The Pink (it may be a setosa) that was my first frag is still going gangbusters as is the montipora confusa, vivid rainbow montipora and Red Montipora Digitata.

I think I can no longer trust Red Sea Salts and Instant Ocean salts. While the bulk of the material is normal - there are a few unknowns that make me uncomfortable using them in my tank: The brown sludge that's left over after mixing Instant Ocean (I'm told these are clay binders used to keep the material from clumping / force some materials to stay in solution) and the unknowns of using dried red sea salt. Who knows what's left over in that stuff once they dry it out.
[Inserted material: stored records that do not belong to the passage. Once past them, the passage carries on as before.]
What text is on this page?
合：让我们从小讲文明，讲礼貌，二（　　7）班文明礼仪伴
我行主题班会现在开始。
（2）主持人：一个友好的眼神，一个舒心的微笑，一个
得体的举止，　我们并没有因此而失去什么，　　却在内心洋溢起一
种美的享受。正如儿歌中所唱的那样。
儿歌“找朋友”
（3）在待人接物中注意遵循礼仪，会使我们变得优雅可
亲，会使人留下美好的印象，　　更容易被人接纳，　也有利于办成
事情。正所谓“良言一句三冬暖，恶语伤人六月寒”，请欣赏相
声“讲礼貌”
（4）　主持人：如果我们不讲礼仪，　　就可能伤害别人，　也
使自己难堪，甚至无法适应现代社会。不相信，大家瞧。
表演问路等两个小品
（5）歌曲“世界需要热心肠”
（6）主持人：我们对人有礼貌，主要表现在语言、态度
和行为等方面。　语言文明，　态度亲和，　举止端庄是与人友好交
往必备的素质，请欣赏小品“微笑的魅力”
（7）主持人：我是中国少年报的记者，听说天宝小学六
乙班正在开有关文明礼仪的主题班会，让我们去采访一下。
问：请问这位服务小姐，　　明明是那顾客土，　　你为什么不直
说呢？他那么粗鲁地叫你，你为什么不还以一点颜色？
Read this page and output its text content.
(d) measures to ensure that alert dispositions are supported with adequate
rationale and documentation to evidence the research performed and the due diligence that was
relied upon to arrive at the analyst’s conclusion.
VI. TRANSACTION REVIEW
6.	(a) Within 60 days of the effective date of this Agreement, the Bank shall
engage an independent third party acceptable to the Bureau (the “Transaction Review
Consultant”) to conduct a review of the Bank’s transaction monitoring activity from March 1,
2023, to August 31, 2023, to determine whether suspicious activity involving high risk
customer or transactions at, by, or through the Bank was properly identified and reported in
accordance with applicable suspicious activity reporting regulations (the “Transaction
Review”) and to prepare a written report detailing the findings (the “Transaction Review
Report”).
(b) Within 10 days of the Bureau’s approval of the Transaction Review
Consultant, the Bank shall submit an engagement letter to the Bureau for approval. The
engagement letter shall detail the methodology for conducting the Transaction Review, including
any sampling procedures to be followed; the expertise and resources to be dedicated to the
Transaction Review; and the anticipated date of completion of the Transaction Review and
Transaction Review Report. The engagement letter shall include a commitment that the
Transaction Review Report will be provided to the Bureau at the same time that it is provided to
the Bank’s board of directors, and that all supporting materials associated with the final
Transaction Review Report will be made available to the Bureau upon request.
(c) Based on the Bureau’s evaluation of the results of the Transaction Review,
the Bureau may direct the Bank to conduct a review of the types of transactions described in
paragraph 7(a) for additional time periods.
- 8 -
I've switched to ESV b-ionic for my 45 gallon water change yesterday and noticed a few promising events. The Black Spiny sea urchin that hitch hiked in on my live rock started to spawn. a few white strings comes out of it and it spews sperm into the water. Definitely cool to see.

Most of the corals too showed signs of life I haven't seen before. The red planet put out some tentacles (not polyps - these looked like mucus strings) So did the Montipora Confusa, the red digitatas. The sherbert appears to have full polyp extension today on the areas that aren't recessed.

I think things are looking up. I'm upset to have lost soo much - but I still have alot fighting and I have a few that have been with me since the beginning that are thriving. ESV may be harder to mix and more expensive - but it does appeal to me as I can identify every ingredient I'm putting into the tank.